Part of how the body gets intoxicated depends on the amount of alcohol that hits the brain at once. It makes sense. If you have a full stomach of dense food, and then you sip a beer, it takes a while for that beer to get digested and into your brain. It hits you slowly and you don't get much of an impact. On the other hand, if you have a completely empty stomach and you chug down a beer, that beer hits you hard and you feel the effects strongly.
So take this same thought pattern into a diet soda situation. The study was done at Northern Kentucky University. Some test subjects drank a cocktail of regular soda plus alcohol. Other subjects drank a cocktail of diet soda plus alcohol. In terms of stomach activity, with the sugar-filled drinks, there was something else for the stomach to do. It was digesting those sugars and also handling the alcohol. So the end result had the student with a blood alcohol level under the driving limit.
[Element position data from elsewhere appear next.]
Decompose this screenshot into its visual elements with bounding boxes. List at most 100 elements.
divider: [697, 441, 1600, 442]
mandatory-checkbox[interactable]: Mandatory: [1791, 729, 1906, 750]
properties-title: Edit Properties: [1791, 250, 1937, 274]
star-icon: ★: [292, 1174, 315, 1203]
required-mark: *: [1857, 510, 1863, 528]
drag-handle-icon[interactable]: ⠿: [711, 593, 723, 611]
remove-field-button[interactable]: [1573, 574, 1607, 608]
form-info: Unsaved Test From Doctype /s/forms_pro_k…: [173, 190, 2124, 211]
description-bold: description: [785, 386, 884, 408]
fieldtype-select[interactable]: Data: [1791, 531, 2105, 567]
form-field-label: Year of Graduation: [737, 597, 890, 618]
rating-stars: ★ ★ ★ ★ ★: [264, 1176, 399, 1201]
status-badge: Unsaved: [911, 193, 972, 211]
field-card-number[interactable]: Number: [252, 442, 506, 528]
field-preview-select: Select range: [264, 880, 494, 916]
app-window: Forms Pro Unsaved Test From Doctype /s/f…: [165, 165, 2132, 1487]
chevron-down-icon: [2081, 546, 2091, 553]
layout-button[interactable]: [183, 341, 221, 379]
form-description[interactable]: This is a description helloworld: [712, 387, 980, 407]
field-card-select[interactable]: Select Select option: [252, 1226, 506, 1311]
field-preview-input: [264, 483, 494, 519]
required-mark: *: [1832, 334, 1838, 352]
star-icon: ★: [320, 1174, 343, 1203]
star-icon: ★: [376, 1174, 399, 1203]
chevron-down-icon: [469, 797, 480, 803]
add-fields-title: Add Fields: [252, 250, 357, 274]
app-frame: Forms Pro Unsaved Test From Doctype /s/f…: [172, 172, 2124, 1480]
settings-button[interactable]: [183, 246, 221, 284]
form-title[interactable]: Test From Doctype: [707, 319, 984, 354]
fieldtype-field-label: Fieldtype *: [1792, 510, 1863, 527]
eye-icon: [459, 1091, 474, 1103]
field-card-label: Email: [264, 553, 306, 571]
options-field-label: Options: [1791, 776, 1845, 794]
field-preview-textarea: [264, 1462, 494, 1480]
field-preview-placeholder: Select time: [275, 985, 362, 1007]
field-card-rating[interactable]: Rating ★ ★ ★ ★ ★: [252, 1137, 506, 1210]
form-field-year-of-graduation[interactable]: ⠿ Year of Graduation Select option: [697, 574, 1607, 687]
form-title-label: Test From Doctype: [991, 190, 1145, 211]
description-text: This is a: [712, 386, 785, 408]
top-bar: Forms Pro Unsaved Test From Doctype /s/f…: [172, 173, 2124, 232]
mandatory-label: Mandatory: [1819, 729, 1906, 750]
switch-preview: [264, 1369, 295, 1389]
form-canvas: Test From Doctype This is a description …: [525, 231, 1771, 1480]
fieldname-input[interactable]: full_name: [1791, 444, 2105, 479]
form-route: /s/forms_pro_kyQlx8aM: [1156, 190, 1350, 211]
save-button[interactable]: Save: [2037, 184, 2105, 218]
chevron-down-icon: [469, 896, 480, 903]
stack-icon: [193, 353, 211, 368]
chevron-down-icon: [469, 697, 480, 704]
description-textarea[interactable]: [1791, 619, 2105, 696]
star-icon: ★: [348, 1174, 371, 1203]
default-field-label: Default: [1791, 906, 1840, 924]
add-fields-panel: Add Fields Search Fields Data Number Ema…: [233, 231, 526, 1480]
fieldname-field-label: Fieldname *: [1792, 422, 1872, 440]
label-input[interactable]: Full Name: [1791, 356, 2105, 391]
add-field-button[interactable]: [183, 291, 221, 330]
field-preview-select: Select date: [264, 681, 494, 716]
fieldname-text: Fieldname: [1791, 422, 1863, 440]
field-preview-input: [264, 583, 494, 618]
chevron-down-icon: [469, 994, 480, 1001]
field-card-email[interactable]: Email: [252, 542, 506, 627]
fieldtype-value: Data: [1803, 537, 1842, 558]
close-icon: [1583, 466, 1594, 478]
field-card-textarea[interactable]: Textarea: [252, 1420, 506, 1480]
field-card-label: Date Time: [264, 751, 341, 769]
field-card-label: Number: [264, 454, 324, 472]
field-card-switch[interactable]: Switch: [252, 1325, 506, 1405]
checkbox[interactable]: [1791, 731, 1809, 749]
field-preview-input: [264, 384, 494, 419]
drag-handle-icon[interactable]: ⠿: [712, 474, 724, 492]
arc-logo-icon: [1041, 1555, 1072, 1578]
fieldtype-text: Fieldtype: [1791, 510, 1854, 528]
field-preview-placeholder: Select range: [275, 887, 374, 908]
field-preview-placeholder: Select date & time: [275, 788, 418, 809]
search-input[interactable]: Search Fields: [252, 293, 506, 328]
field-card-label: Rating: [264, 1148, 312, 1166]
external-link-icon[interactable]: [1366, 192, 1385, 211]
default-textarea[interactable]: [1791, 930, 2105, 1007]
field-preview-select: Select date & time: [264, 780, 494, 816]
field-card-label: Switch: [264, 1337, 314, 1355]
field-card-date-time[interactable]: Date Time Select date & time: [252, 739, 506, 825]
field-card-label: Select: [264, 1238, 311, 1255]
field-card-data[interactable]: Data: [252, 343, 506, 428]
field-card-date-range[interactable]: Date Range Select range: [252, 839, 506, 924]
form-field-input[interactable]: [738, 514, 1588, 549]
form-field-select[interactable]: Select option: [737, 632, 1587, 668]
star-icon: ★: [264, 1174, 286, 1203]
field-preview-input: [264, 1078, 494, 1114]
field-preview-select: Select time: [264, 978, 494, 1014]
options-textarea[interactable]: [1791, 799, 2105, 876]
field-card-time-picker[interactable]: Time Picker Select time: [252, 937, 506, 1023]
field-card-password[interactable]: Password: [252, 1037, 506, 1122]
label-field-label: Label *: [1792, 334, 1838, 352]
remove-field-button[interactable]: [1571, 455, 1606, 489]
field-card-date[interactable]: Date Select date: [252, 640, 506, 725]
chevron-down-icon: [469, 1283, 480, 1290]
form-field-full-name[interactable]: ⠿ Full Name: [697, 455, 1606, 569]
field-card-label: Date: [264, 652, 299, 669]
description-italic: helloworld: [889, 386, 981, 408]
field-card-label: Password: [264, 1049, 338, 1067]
That is, it was legal for them to drive.
However, for the subjects who drank the ZERO sugar cocktail, the stomach had nothing else to do but get that alcohol processed. All the alcohol went right into the blood stream. The result was that those subjects ended up with a blood alcohol level OVER the legal limit.
So the exact same drink volume, the exact same ingestion speed, the exact same body setup. The only difference was sugar vs no sugar. Those with sugar slowed down the alcohol absorption and were legal to drive. Those with no sugar in their drinks spiked their blood alcohol level and became illegal.
Not only were they past the legal driving limit, but the no-sugar subjects were far more impaired in all of their tests.
So the message here is, if you're out without a designated driver, it is safer to have either the sugared soda or food with your drink. Make sure you have something for your body to digest. That will help the alcohol move more slowly into your system, which will protect your brain, your liver, and your overall health.